Les choses se décidèrent vite à l’agence de presse parisienne où nous étions Urli et moi. Etre leurs correspondants à Rome. – Tout fut facile. Déménager, le train, le foutoir, l’arrivée, trouver un appartement. Notre choix se porta sur un petit bijou dans ce qui fut l’hôtel particulier d’Anna Magnani, restructuré, Piazza Sant Egidio dans ce Trastevere de rêve.
Urli restant sur la politique, le social, et moi le cinéma, les tournages, les rendez-vous, les textes, etc… Laura, petite, refusa d’entrée de jeu d’aller à l’Ecole Française. Je lui donnais ses leçons à la maison. Et ça marchait.
L’appartement était un duplex avec de hautes fenêtres presque toujours ouvertes sur la place. Les voleurs y faisaient leur besogne. Avec astuce ils ouvraient les coffres des voitures stationnées (non romaines) « C’est à toi ? » disaient-ils. Non. Alors on y va.- Ciao ! Une fois, Urli se fit voler son indispensable sac photo, pas bien loin de là. L’acteur du film, sur lequel il réalisait un reportage le rassura : « Laisse-moi passer quelques coups de fil ». Le lendemain, le sac était là. – Rome, quoi !
C’était plus compliqué pour moi. Arriver à joindre les bonnes personnes. Compliqué. Le matin, elles ne sont pas là. On peut les avoir vers midi, la tranche horaire est limitée, à 13 heures 13 heures 30, elles partent déjeuner. L’après-midi, on les trouve pas. J’ai finalement pigé que 18 heures était L’HEURE. Une fois contactées, elles étaient partantes pour tout faire.

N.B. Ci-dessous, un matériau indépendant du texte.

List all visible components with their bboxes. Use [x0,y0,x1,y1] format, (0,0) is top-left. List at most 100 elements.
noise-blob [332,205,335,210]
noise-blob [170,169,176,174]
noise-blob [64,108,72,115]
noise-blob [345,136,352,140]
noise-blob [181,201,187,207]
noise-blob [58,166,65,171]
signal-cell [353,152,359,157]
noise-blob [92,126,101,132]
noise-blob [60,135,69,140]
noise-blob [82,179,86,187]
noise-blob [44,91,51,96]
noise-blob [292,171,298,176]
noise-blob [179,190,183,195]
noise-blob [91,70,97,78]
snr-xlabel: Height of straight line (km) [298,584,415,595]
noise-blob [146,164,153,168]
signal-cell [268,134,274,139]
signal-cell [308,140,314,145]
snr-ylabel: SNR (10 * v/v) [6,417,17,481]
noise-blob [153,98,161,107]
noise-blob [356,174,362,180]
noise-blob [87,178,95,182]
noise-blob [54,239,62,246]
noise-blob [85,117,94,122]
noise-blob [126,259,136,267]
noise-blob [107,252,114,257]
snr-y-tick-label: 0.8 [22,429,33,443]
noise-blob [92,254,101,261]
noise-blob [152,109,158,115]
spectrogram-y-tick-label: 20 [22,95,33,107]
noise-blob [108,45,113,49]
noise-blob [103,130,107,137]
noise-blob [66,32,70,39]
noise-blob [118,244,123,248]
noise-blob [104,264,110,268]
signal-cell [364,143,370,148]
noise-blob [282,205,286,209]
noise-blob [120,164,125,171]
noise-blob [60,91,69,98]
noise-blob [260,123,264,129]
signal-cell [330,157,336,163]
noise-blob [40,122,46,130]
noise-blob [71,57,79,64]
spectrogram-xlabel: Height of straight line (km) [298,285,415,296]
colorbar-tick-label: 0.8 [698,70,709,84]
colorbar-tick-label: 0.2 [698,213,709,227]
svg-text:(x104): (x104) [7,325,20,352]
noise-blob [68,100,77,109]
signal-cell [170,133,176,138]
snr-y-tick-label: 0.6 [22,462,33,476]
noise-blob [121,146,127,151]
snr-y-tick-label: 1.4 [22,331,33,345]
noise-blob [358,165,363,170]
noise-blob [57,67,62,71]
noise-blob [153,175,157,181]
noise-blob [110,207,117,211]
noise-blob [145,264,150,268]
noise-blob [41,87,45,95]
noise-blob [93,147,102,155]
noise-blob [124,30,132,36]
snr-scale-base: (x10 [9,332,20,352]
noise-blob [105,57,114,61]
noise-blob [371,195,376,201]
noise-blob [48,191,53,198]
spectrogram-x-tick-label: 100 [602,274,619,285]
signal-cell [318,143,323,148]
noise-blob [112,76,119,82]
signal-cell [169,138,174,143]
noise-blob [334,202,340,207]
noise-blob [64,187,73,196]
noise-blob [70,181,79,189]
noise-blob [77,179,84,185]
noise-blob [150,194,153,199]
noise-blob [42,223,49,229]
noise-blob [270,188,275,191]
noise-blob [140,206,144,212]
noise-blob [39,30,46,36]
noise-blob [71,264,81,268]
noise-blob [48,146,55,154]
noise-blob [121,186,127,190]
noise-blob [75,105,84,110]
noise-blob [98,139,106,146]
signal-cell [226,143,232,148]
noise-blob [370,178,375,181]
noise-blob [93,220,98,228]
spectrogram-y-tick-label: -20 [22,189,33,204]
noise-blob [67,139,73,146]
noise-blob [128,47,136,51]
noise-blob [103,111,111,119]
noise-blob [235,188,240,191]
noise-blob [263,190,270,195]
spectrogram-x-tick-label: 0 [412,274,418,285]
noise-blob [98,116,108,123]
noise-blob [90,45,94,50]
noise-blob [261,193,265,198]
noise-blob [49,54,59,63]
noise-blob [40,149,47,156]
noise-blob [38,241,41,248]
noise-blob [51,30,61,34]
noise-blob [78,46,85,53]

Pasolini était déjà mort, mais j’étais dans sa ville. Que de fois j’ai pensé à lui en prenant une glace ou un café sur cette Piazza del Popolo où il avait ses habitudes chez Rosati. Notre « secrétariat », le lieu des rendez-vous, le fameux Caffè Greco, via dei Condotti, ou la trattoria avec son jardin, pas bien loin de là.
Un jour, nous promenant, Laura entendit un miaulement. Un jeune chat, tout maigre, dans un état… Le prendre. Lui donner un nom. Nous étions jeudi. Bienvenue à Giovedi. Beethoven était son idole. J’vous assure, il entendait un morceau, il l’écoutait, sa queue remuant le temps du mouvement. S’abaissant lentement la musique finissant. Incroyable. Insensible à Mozart, indifférent au jazz, aux petites chansons.
J’aimais la rumeur de cette ville.
Et puis un jour on nous rappela à Paris. Rapidement, lasse des provocations du Rédac-Chef je lui ai très vite retourné son bureau sur lui. – Je fus virée.
Savez-vous ce qu’il me dit alors, avec un vrai sourire, une vraie sympathie, une vraie bienveillance : « Maintenant que vous partez, vous allez réussir, Anna. »
Des années plus tard, nous sommes revenus à Rome. Me suis pas faite au silence, relatif, de la Piazza, sans l’agitation des voitures, sans les sons mythiques des fameux klaxons romains.